J’ai rencontré Kameron Hurley avec The Stars Are Legion, un
roman de space opera que j’ai adoré il y a quelques mois. Au même moment, on
m’a aussi offert ce recueil, qui réunit des articles que l’autrice a publiés
sur son blog et des textes écrits spécifiquement pour l’ouvrage. Contrairement
à ce que le titre semble indiquer, elle n’y parle pas que de féminisme. Tour
d’horizon.
Cette partie parle de l’écriture (de jeux, de romans et de
marketing) et est assez générale.
Deuxième partie: Geek
Là, on entre dans le vif du sujet: dix à quinze textes
abordant essentiellement la vision de la femme dans la SF et certains médias.

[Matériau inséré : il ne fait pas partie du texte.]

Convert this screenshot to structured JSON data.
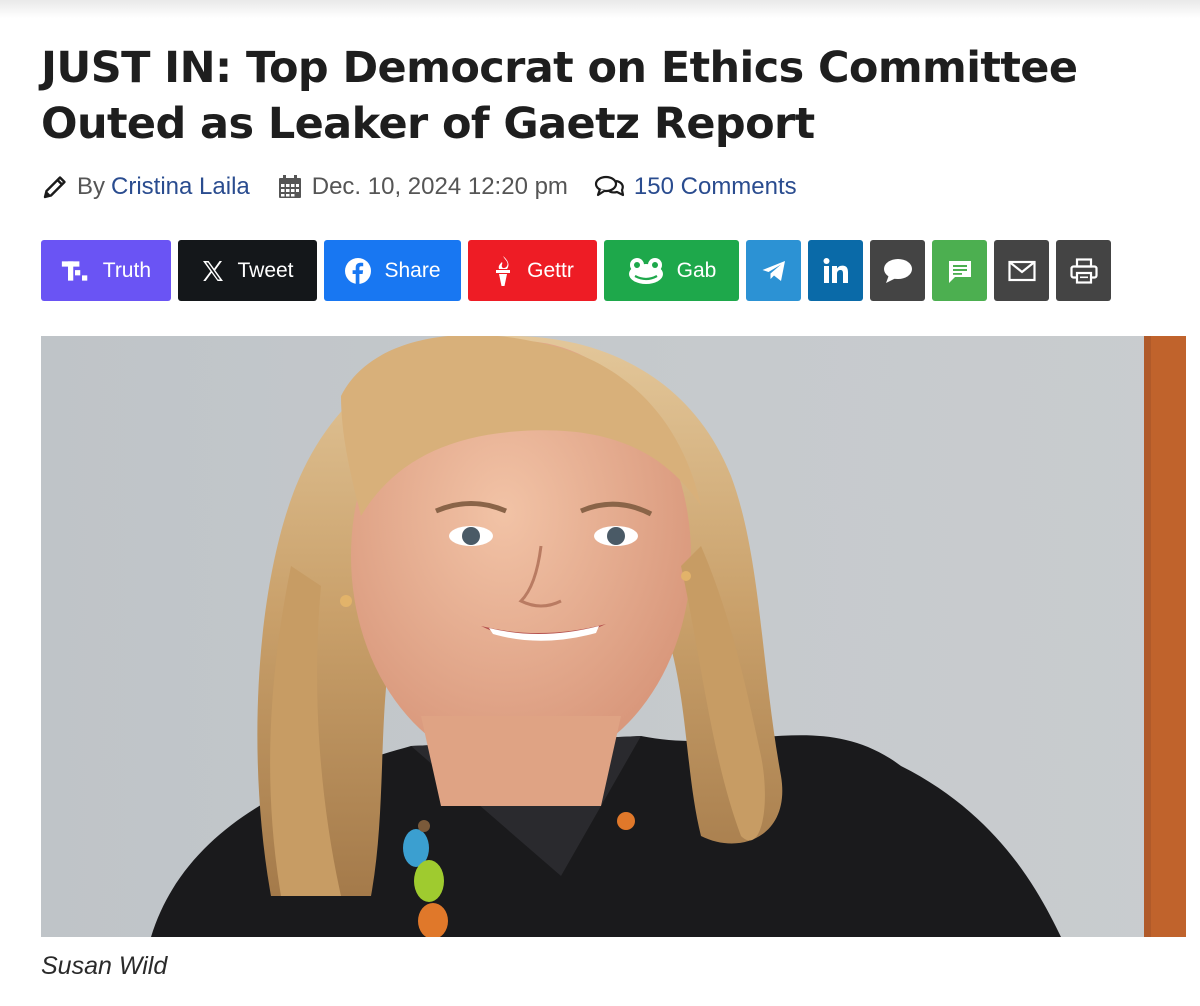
{
  "article": {
    "headline": "JUST IN: Top Democrat on Ethics Committee Outed as Leaker of Gaetz Report",
    "byline_prefix": "By",
    "author": "Cristina Laila",
    "date": "Dec. 10, 2024 12:20 pm",
    "comments": "150 Comments",
    "caption": "Susan Wild"
  },
  "share": {
    "truth": {
      "label": "Truth",
      "color": "#6a54f4"
    },
    "tweet": {
      "label": "Tweet",
      "color": "#14171a"
    },
    "facebook": {
      "label": "Share",
      "color": "#1877f2"
    },
    "gettr": {
      "label": "Gettr",
      "color": "#ee1c25"
    },
    "gab": {
      "label": "Gab",
      "color": "#1ea84b"
    },
    "telegram": {
      "color": "#2c92d4"
    },
    "linkedin": {
      "color": "#0a6aa8"
    },
    "comment": {
      "color": "#444444"
    },
    "sms": {
      "color": "#4caf50"
    },
    "email": {
      "color": "#444444"
    },
    "print": {
      "color": "#444444"
    }
  },
  "icons": {
    "author": "pencil-icon",
    "date": "calendar-icon",
    "comments": "chat-bubbles-icon"
  }
}
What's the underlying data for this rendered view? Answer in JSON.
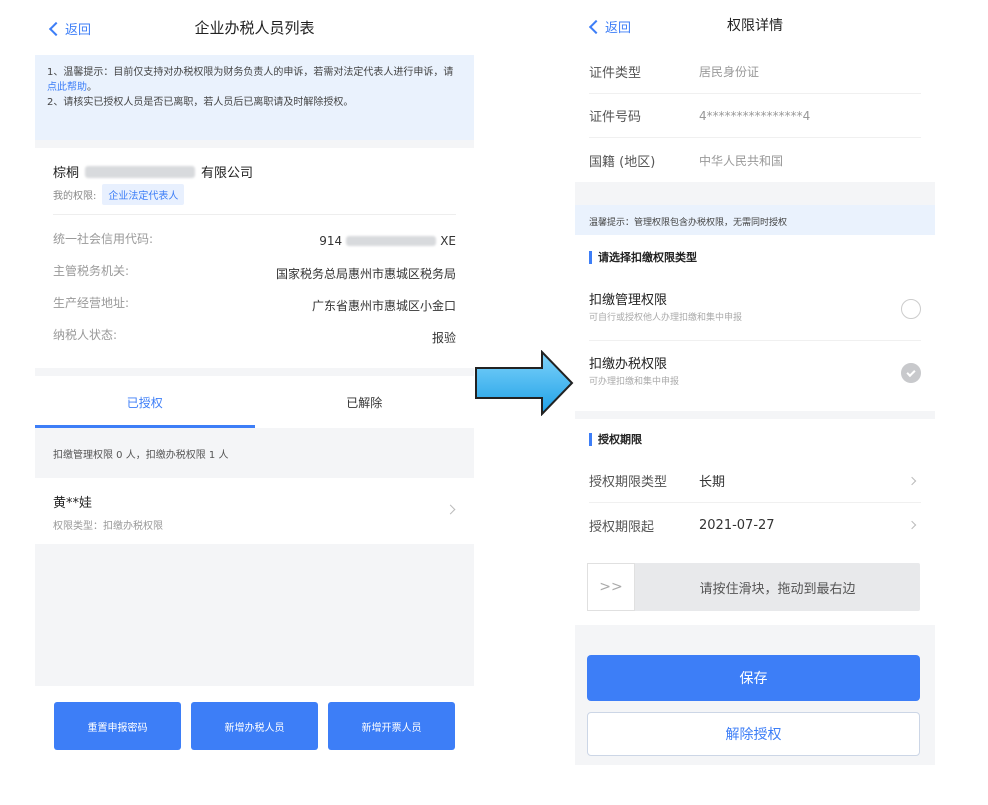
{
  "left": {
    "nav": {
      "back_label": "返回",
      "title": "企业办税人员列表"
    },
    "notice": {
      "line1_prefix": "1、温馨提示：目前仅支持对办税权限为财务负责人的申诉，若需对法定代表人进行申诉，请",
      "line1_link": "点此帮助",
      "line1_suffix": "。",
      "line2": "2、请核实已授权人员是否已离职，若人员后已离职请及时解除授权。"
    },
    "company": {
      "name_prefix": "棕桐",
      "name_suffix": "有限公司",
      "perm_label": "我的权限:",
      "perm_tag": "企业法定代表人",
      "rows": [
        {
          "k": "统一社会信用代码:",
          "v_prefix": "914",
          "v_suffix": "XE"
        },
        {
          "k": "主管税务机关:",
          "v": "国家税务总局惠州市惠城区税务局"
        },
        {
          "k": "生产经营地址:",
          "v": "广东省惠州市惠城区小金口"
        },
        {
          "k": "纳税人状态:",
          "v": "报验"
        }
      ]
    },
    "tabs": [
      {
        "label": "已授权"
      },
      {
        "label": "已解除"
      }
    ],
    "summary": "扣缴管理权限 0 人，扣缴办税权限 1 人",
    "person": {
      "name": "黄**娃",
      "type": "权限类型：扣缴办税权限"
    },
    "buttons": [
      {
        "label": "重置申报密码"
      },
      {
        "label": "新增办税人员"
      },
      {
        "label": "新增开票人员"
      }
    ]
  },
  "right": {
    "nav": {
      "back_label": "返回",
      "title": "权限详情"
    },
    "id_rows": [
      {
        "k": "证件类型",
        "v": "居民身份证"
      },
      {
        "k": "证件号码",
        "v": "4****************4"
      },
      {
        "k": "国籍 (地区)",
        "v": "中华人民共和国"
      }
    ],
    "tip": "温馨提示：管理权限包含办税权限，无需同时授权",
    "perm_section": {
      "heading": "请选择扣缴权限类型",
      "options": [
        {
          "title": "扣缴管理权限",
          "sub": "可自行或授权他人办理扣缴和集中申报",
          "checked": false
        },
        {
          "title": "扣缴办税权限",
          "sub": "可办理扣缴和集中申报",
          "checked": true
        }
      ]
    },
    "term_section": {
      "heading": "授权期限",
      "rows": [
        {
          "k": "授权期限类型",
          "v": "长期"
        },
        {
          "k": "授权期限起",
          "v": "2021-07-27"
        }
      ]
    },
    "slider": {
      "handle": ">>",
      "text": "请按住滑块，拖动到最右边"
    },
    "save_label": "保存",
    "revoke_label": "解除授权"
  },
  "colors": {
    "accent": "#3d7ef7",
    "arrow": "#29b6f6"
  }
}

Ça commence fort mal avec la première saison de True Detective, qui se fait
étriller, et à juste titre – je n’en ai pas parlé dans ma chronique del’époque, et évidemment je le regrette, mais la vision de la femme est navrante
dans cette saison. Toutefois, je ne suis pas d’accord avec Kameron Hurley, qui affirme
que cette série est misogyne et ne remet pas en cause le comportement de ses
personnages; je crois, moi, que Martin est montré pour le connard qu’il
est.
Elle parle aussi de Die Hard (et j’espère retenir l’image de
la pin up même si je n’ai jamais vu ce film!) et de Mad Max Fury Road (en
bien!). J’ai oublié les détails des autres textes car ils ne sont pas
centrés sur une œuvre en particulier.
Cette partie me semble plus axée sur la manière de se positionner vis-à-vis de ses propres écrits et du public. Il y a par exemple un article sur le fait de répondre (ou pas) aux critiques en ligne. Elle parle aussi du fait qu’elle est grosse et du système de santé américain (un cauchemar dystopique!).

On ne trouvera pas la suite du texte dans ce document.